Sekretaris Jenderal Kementerian Agama, Nizar mengingatkan civitas akademika Perguruan Tinggi Keagamaan Negeri (PTKN) untuk terus meningkatkan mutu dan akses pendidikan keagamaan, utamanya setelah proses transformasi kelembagaan.

Pesan ini disampaikan Nizar saat memberikan sambutan pada Rapat Evaluasi Program Kerja dan Anggaran Tahun 2022 Universitas Islam Negeri (UIN) Mahmud Yunus, di Padang Sumbar, Sabtu (17/09/2022).

IAIN Batu Sangkar bertransformasi menjadi UIN Mahmud Yunus berdasarkan Perpres Nomor 84 Tahun 2022.

“Tujuan dari transformasi lembaga tak lain adalah meningkatkan akses pendidikan tinggi keagamaan,” kata Nizar.

Rapat Evaluasi ini mengusung tema “Penguatan Good University Governance Pasca Tranformasi menjadi UIN dan Persiapan Menuju PK-BLU”.

Transformasi PTKN, lanjut Nizar, juga untuk meningkatkan mutu dan daya saing penyelenggaraan pendidikan tinggi keagamaan dan meningkatkan mutu serta relevansi penelitian dan pengabdian kepada masyarakat.

Ada empat aspek penting setelah perguruan tingi bertransformasi menjadi universitas. Pertama, peningkataian sumber daya manusia (SDM). “Ini penting, khususnya untuk penataan dan penguatan dosen, tenaga administrasi, dan civitas akademika kampus,” kata Nizar.

Kedua, kelembagaan. PTKIN perlu melakukan penataan dan penguatan mekanisme kerja, serta penguatan unit usaha.

Ketiga, akademik. Hal ini menyangkut peningkatan dan penguatan status jurnal ilmiah terakreditasi unggul dan peningkatan peran PTKIN.

Keempat, administrasi, yang berkaitan dengan penyempurnaan peta jabatan, anjab, ABK berdasarkan struktur baru.
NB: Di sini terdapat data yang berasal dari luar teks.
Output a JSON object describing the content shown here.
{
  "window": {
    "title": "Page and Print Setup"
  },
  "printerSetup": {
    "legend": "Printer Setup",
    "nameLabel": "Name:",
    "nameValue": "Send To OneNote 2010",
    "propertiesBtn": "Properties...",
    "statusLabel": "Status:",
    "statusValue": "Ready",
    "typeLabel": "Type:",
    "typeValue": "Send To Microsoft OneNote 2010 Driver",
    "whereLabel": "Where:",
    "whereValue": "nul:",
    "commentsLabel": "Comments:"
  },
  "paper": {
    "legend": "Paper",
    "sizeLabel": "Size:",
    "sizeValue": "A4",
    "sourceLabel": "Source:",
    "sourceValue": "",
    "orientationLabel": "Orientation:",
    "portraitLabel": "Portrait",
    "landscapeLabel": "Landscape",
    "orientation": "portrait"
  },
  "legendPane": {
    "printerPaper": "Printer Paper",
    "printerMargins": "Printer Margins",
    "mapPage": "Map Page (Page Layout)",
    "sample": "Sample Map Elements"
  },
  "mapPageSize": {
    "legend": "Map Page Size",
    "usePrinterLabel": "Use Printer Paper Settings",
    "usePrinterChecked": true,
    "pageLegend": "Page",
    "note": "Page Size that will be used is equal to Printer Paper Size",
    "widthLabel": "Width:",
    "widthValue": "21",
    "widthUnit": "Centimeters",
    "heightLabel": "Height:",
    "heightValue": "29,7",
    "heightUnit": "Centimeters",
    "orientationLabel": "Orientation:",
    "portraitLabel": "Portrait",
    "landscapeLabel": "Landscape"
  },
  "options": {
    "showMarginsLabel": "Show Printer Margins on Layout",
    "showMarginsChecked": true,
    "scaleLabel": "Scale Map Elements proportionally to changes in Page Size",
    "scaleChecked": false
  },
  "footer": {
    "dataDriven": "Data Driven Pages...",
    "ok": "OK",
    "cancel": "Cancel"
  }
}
“Selain keempat aspek ini, juga dukungan terhadap perangkat IT harus diperkuat. UIN Mahmud Yunus Batusangkar harus bisa menjawab tantangan dunia hari ini agar kepercayaan masyarakat terhadap kiprah kampus akan semakin tinggi,” tandasnya.

Rektor UIN Mahmud Yunus Batusangkar, Marjoni Imamora, mengucapkan terima kasih atas kehadiran Sekjen Kemenag di tanah Minang.

“Kehadiran Pak Sekjen sengat berarti bagi keberlangsungan UIN Mahmud Yunus Batusangkar pascaalih status dari IAIN menjadi UIN,” kata Marjoni Imamora.

Tampak hadir dalam acara ini, Komisi VIII DPR RI, Jhon Kenedy Aziz, Kakanwil Kemenag Sumbar, Helmi, Rektor UIN IB, Kustati, Kepala Biro UIN Sjech M. Djamil Djambek Bukuktinggi, Pimpinan BSI Sumbar dan tamu undangan lainnya.